Butter made with fresh cream is often milder. There are also salted and unsalted forms of butter. In traditional methods, butter is heavily salted to prevent it from going rancid. However today, butter is lightly salted so that the salty taste will not be predominant than the butter. Most cooks use unsalted butter for their cooking applications.
Traditionally, when butter is made in a dairy, milk vats are set out in a cool place after milking in order for the cream to rise to the top. The top of milk is skimmed and cream is collected in huge bins for a well so larger batch of butter can be made. Slightly, the cream is allowed to sour and this forms acids that will help break down the fat in cream. Then the cream is poured to a churn for beating. The paddle is beaten back and forth in an upright churn, while other churns are using a rotating motion. Whatever method to choose, constant speed should be kept as the butter forms, and leave watery buttermilk behind.

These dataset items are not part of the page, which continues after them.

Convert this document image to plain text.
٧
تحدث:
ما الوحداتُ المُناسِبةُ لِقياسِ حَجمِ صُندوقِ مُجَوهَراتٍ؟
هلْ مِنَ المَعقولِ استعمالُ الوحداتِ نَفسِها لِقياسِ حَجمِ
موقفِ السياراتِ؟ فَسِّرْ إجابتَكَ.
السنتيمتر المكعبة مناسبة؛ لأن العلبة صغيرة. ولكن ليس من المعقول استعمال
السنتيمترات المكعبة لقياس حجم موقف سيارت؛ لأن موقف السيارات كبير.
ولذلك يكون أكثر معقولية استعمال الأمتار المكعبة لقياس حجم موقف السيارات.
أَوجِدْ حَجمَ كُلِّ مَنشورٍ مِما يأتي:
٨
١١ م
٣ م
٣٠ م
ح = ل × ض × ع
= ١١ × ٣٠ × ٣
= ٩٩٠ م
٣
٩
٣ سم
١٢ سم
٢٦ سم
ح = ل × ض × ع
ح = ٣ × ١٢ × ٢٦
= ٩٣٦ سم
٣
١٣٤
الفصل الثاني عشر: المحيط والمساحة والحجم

The buttermilk will be poured off, and the butter is worked with the cold water in order for the last of the buttermilk to be removed. It will then be salted before it is packaged for sale. Butters that we have today made in this method are commonly produced with milk cultured with yogurt. This provides the butter with a tangy flavor and reduces the risk of food borne diseases increased by leaving dairy products out to sour at room temperature. But there are dairies that would rather prefer to whip fresh cream at fast speed until it forms butter.